Durante el entrenamiento le tocó dormir unas 200 noches bajo carpas en plena montaña soportando temperaturas menores a los 60 grados bajo cero. “Cargaba un mochila con 45 libras de peso, primero durante una hora, luego por cinco horas y así sucesivamente hasta acostumbrarme a aquella carga que sin duda debía llevar hasta la cima”.
Tenía que subir y bajar ciertos tramos de la montaña para ir adaptando gradualmente el cuerpo a las alturas, ya que “cada vez que se sube el organismo sufre el desgaste de la altitud y tiene que crear más glóbulos rojos para compensar la falta de oxígeno”.
Antes de ponerse a prueba para tan dura expedición, Andrea ya había estado en peligro de muerte. Ocurrió mientras escalaba una montaña de Bolivia y cayó en una profunda grieta, de la cual no hubiera salido si no la rescatan sus compañeros. “Esa vez me dio miedo y pensé dejar el desafío, pero pudo más el orgullo”.
También, cuando descendía el Denali, la montaña más alta de Alaska, se le congeló parte del rostro al quitarse por unos segundos la máscara en el momento en que azotaba un viento gélido. La lesión tardó en sanar.
Hacia la cumbre
Rumbo al Everest, la guatemalteca tuvo experiencias distintas pero igualmente fuertes: “Durante el camino encontramos restos humanos. Vi una mano, un pie dentro de una bota y algo que parecía un cuadril. Al alzar la vista vi la arista que lleva hacia la cumbre”.
Comentó que en esa zona es donde ha habido más muertes.
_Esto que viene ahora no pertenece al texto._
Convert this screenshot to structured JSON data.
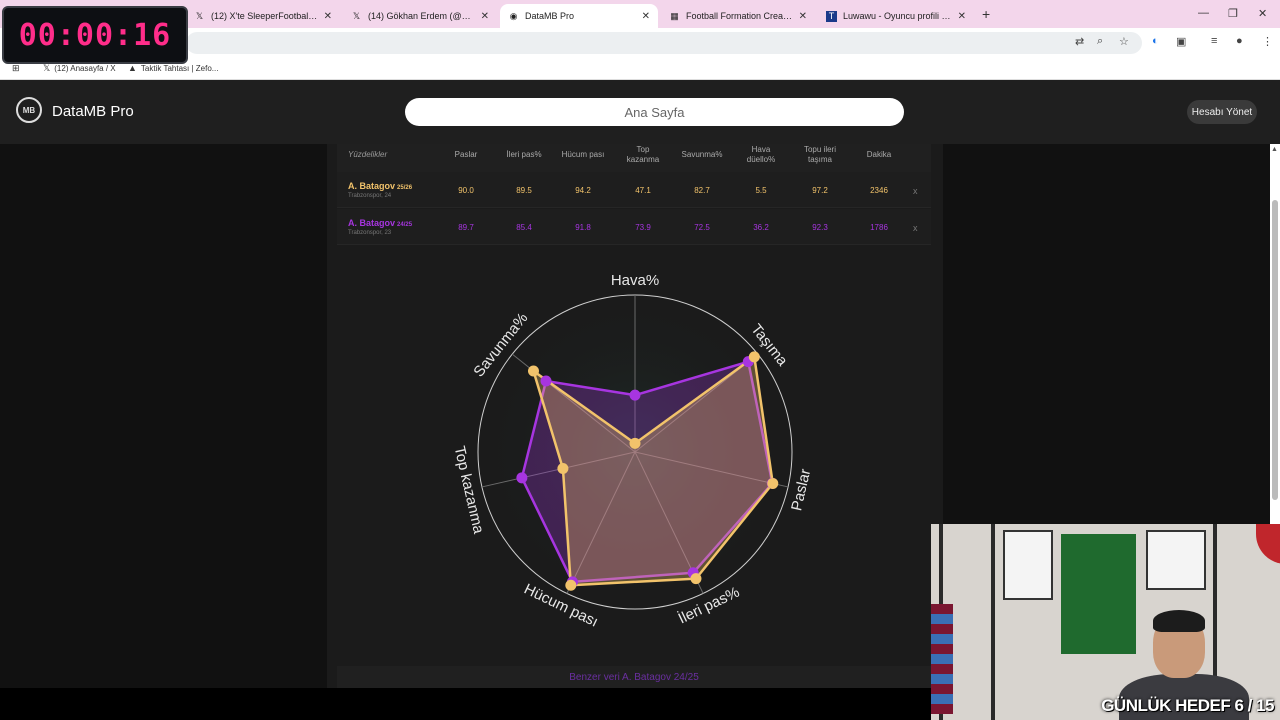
{
  "timer": "00:00:16",
  "browser": {
    "tabs": [
      {
        "icon": "x-icon",
        "title": "(12) X'te SleeperFootballNews: \""
      },
      {
        "icon": "x-icon",
        "title": "(14) Gökhan Erdem (@zforzamb"
      },
      {
        "icon": "datamb-icon",
        "title": "DataMB Pro",
        "active": true
      },
      {
        "icon": "formation-icon",
        "title": "Football Formation Creator: Re"
      },
      {
        "icon": "luwawu-icon",
        "title": "Luwawu - Oyuncu profili | Tran"
      }
    ],
    "bookmarks": [
      {
        "icon": "x-icon",
        "label": "(12) Anasayfa / X"
      },
      {
        "icon": "zeforo-icon",
        "label": "Taktik Tahtası | Zefo..."
      }
    ]
  },
  "app": {
    "logo_text": "DataMB Pro",
    "logo_mark": "MB",
    "home_label": "Ana Sayfa",
    "account_label": "Hesabı Yönet"
  },
  "table": {
    "corner_label": "Yüzdelikler",
    "columns": [
      "Paslar",
      "İleri pas%",
      "Hücum pası",
      "Top kazanma",
      "Savunma%",
      "Hava düello%",
      "Topu ileri taşıma",
      "Dakika"
    ],
    "rows": [
      {
        "name": "A. Batagov",
        "season": "25/26",
        "team": "Trabzonspor, 24",
        "values": [
          "90.0",
          "89.5",
          "94.2",
          "47.1",
          "82.7",
          "5.5",
          "97.2",
          "2346"
        ],
        "remove": "x",
        "color": "#f2c36b"
      },
      {
        "name": "A. Batagov",
        "season": "24/25",
        "team": "Trabzonspor, 23",
        "values": [
          "89.7",
          "85.4",
          "91.8",
          "73.9",
          "72.5",
          "36.2",
          "92.3",
          "1786"
        ],
        "remove": "x",
        "color": "#a735e0"
      }
    ]
  },
  "chart_data": {
    "type": "radar",
    "axes": [
      "Hava%",
      "Taşıma",
      "Paslar",
      "İleri pas%",
      "Hücum pası",
      "Top kazanma",
      "Savunma%"
    ],
    "range": [
      0,
      100
    ],
    "series": [
      {
        "name": "A. Batagov 25/26",
        "color": "#f2c36b",
        "values": [
          5.5,
          97.2,
          90.0,
          89.5,
          94.2,
          47.1,
          82.7
        ]
      },
      {
        "name": "A. Batagov 24/25",
        "color": "#a735e0",
        "values": [
          36.2,
          92.3,
          89.7,
          85.4,
          91.8,
          73.9,
          72.5
        ]
      }
    ]
  },
  "footer": "Benzer veri A. Batagov 24/25",
  "stream": {
    "goal": "GÜNLÜK HEDEF 6 / 15"
  }
}
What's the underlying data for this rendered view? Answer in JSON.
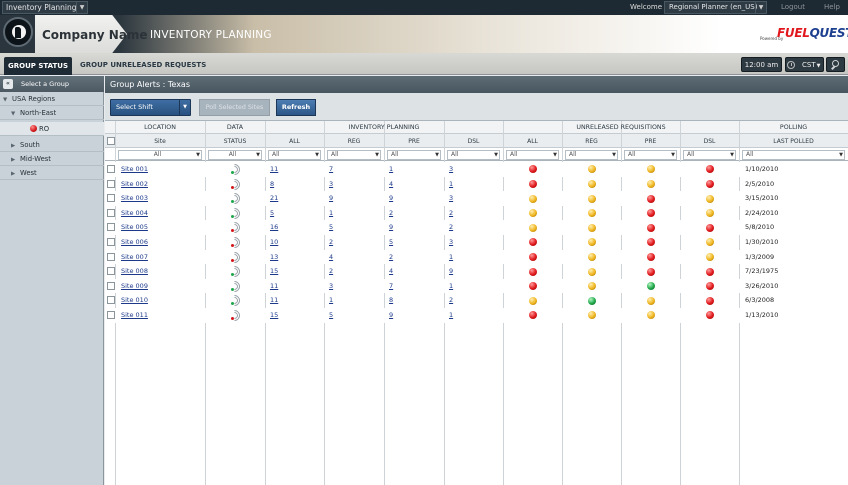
{
  "topbar": {
    "app_select": "Inventory Planning",
    "welcome": "Welcome",
    "user_select": "Regional Planner (en_US)",
    "logout": "Logout",
    "help": "Help"
  },
  "header": {
    "company_name": "Company Name",
    "page_title": "INVENTORY PLANNING",
    "powered_by": "Powered by",
    "brand_a": "FUEL",
    "brand_b": "QUEST"
  },
  "tabs": [
    {
      "label": "GROUP STATUS",
      "active": true
    },
    {
      "label": "GROUP UNRELEASED REQUESTS",
      "active": false
    }
  ],
  "clock": "12:00 am",
  "timezone": "CST",
  "sidebar": {
    "title": "Select a Group",
    "tree": [
      {
        "label": "USA Regions",
        "level": 0,
        "arrow": "▼"
      },
      {
        "label": "North-East",
        "level": 1,
        "arrow": "▼"
      },
      {
        "label": "RO",
        "level": 2,
        "arrow": ""
      },
      {
        "label": "South",
        "level": 1,
        "arrow": "▶"
      },
      {
        "label": "Mid-West",
        "level": 1,
        "arrow": "▶"
      },
      {
        "label": "West",
        "level": 1,
        "arrow": "▶"
      }
    ]
  },
  "main": {
    "group_title": "Group Alerts : Texas",
    "select_shift": "Select Shift",
    "poll_button": "Poll Selected Sites",
    "refresh_button": "Refresh"
  },
  "table": {
    "group_headers": [
      "LOCATION",
      "DATA",
      "INVENTORY PLANNING",
      "UNRELEASED REQUISITIONS",
      "POLLING"
    ],
    "sub_headers": [
      "Site",
      "STATUS",
      "ALL",
      "REG",
      "PRE",
      "DSL",
      "ALL",
      "REG",
      "PRE",
      "DSL",
      "LAST POLLED"
    ],
    "filter_value": "All",
    "rows": [
      {
        "site": "Site 001",
        "status": "green",
        "ip": [
          "11",
          "7",
          "1",
          "3"
        ],
        "ur": [
          "red",
          "yellow",
          "yellow",
          "red"
        ],
        "polled": "1/10/2010"
      },
      {
        "site": "Site 002",
        "status": "red",
        "ip": [
          "8",
          "3",
          "4",
          "1"
        ],
        "ur": [
          "red",
          "yellow",
          "yellow",
          "red"
        ],
        "polled": "2/5/2010"
      },
      {
        "site": "Site 003",
        "status": "green",
        "ip": [
          "21",
          "9",
          "9",
          "3"
        ],
        "ur": [
          "yellow",
          "yellow",
          "red",
          "yellow"
        ],
        "polled": "3/15/2010"
      },
      {
        "site": "Site 004",
        "status": "green",
        "ip": [
          "5",
          "1",
          "2",
          "2"
        ],
        "ur": [
          "yellow",
          "yellow",
          "red",
          "yellow"
        ],
        "polled": "2/24/2010"
      },
      {
        "site": "Site 005",
        "status": "red",
        "ip": [
          "16",
          "5",
          "9",
          "2"
        ],
        "ur": [
          "yellow",
          "yellow",
          "red",
          "red"
        ],
        "polled": "5/8/2010"
      },
      {
        "site": "Site 006",
        "status": "red",
        "ip": [
          "10",
          "2",
          "5",
          "3"
        ],
        "ur": [
          "red",
          "yellow",
          "red",
          "yellow"
        ],
        "polled": "1/30/2010"
      },
      {
        "site": "Site 007",
        "status": "red",
        "ip": [
          "13",
          "4",
          "2",
          "1"
        ],
        "ur": [
          "red",
          "yellow",
          "red",
          "yellow"
        ],
        "polled": "1/3/2009"
      },
      {
        "site": "Site 008",
        "status": "green",
        "ip": [
          "15",
          "2",
          "4",
          "9"
        ],
        "ur": [
          "red",
          "yellow",
          "red",
          "red"
        ],
        "polled": "7/23/1975"
      },
      {
        "site": "Site 009",
        "status": "green",
        "ip": [
          "11",
          "3",
          "7",
          "1"
        ],
        "ur": [
          "red",
          "yellow",
          "green",
          "red"
        ],
        "polled": "3/26/2010"
      },
      {
        "site": "Site 010",
        "status": "green",
        "ip": [
          "11",
          "1",
          "8",
          "2"
        ],
        "ur": [
          "yellow",
          "green",
          "yellow",
          "red"
        ],
        "polled": "6/3/2008"
      },
      {
        "site": "Site 011",
        "status": "red",
        "ip": [
          "15",
          "5",
          "9",
          "1"
        ],
        "ur": [
          "red",
          "yellow",
          "yellow",
          "red"
        ],
        "polled": "1/13/2010"
      }
    ]
  },
  "colors": {
    "accent": "#2c5686",
    "header_dark": "#1e2a33",
    "status_red": "#e0181b",
    "status_yellow": "#efb51e",
    "status_green": "#1fa84a"
  }
}
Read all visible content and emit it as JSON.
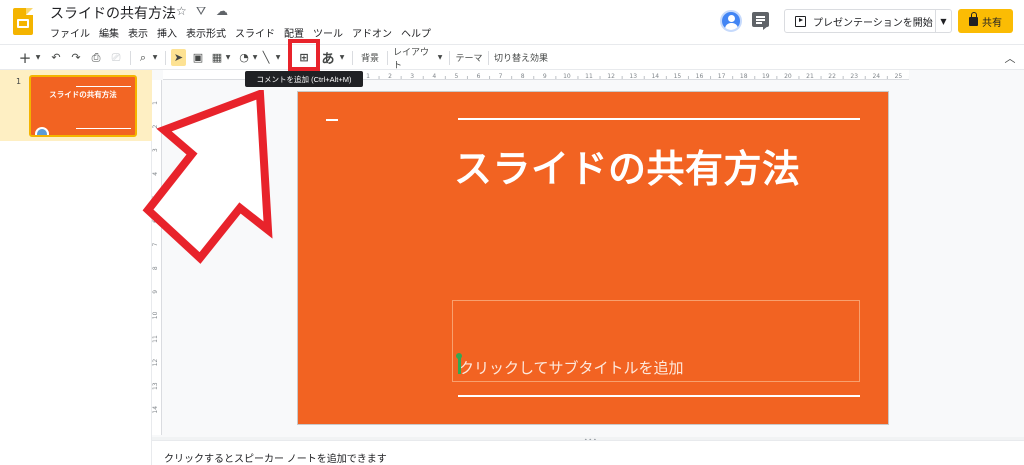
{
  "app": {
    "doc_title": "スライドの共有方法",
    "menu": [
      "ファイル",
      "編集",
      "表示",
      "挿入",
      "表示形式",
      "スライド",
      "配置",
      "ツール",
      "アドオン",
      "ヘルプ"
    ],
    "present_label": "プレゼンテーションを開始",
    "share_label": "共有"
  },
  "toolbar": {
    "background_label": "背景",
    "layout_label": "レイアウト",
    "theme_label": "テーマ",
    "transition_label": "切り替え効果",
    "text_input_label": "あ",
    "tooltip": "コメントを追加 (Ctrl+Alt+M)"
  },
  "filmstrip": {
    "slide_number": "1",
    "thumb_title": "スライドの共有方法"
  },
  "slide": {
    "title": "スライドの共有方法",
    "subtitle_placeholder": "クリックしてサブタイトルを追加"
  },
  "notes": {
    "placeholder": "クリックするとスピーカー ノートを追加できます"
  },
  "ruler": {
    "horizontal": [
      "1",
      "2",
      "3",
      "4",
      "5",
      "6",
      "7",
      "8",
      "9",
      "10",
      "11",
      "12",
      "13",
      "14",
      "15",
      "16",
      "17",
      "18",
      "19",
      "20",
      "21",
      "22",
      "23",
      "24",
      "25"
    ],
    "vertical": [
      "1",
      "2",
      "3",
      "4",
      "5",
      "6",
      "7",
      "8",
      "9",
      "10",
      "11",
      "12",
      "13",
      "14"
    ]
  },
  "colors": {
    "slide_bg": "#f26322",
    "accent_yellow": "#fbbc04",
    "highlight_red": "#e8232b"
  }
}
Desde allí también muchas veces caen piedras desde 2,000 metros de altura por lo que son accidentes letales cuando suceden.
“Más arriba en la pared, mis compañeros vieron el cuerpo intacto de un tipo de Kazakstán que murió en una avalancha”.
Por fin el pasado 23 de mayo, después de 54 días de expedición, el equipo de Cardona llegó a la ansiada cima, donde permanecieron apenas media hora, pues hacerlo por más tiempo puede incrementar el riesgo de sufrir un edema cerebral o pulmonar.
Con el mundo a sus pies, Andrea decide emprender el retorno, que puede ser tan peligroso como el ascenso, pero viene plena de satisfacción por haber conquistado la cima de sus sueños.
Facebook escala el monte
Ahora será posible twittear y postear en Facebook desde la montaña más alta del mundo.
Ncell, una operadora nepalí, se convirtió en la primera empresa en instalar en el monte Everest un servicio 3G e internet de alta velocidad.
Hasta ahora, tanto escaladores como sus guías sherpas debían recurrir a la telefonía vía satélite para sus comunicaciones desde la montaña.
Ahora podrán hacerlo gratis desde Skype y pueden twittear o comentar su llegada a la cima en Facebook. La gente de Ncell estrenó su nuevo servicio haciendo una videollamada desde 5.300 metros de altura.
El Everest está localizada en la cordillera de los Himalaya, en el continente asiático, y marca la frontera entre Nepal y China. No deja de ser curioso que mientras en el Everest ya existen esas posibilidades de comunicación, gran parte de Nepal carezca de cobertura móvil. El monte tiene dos rutas principales de ascenso.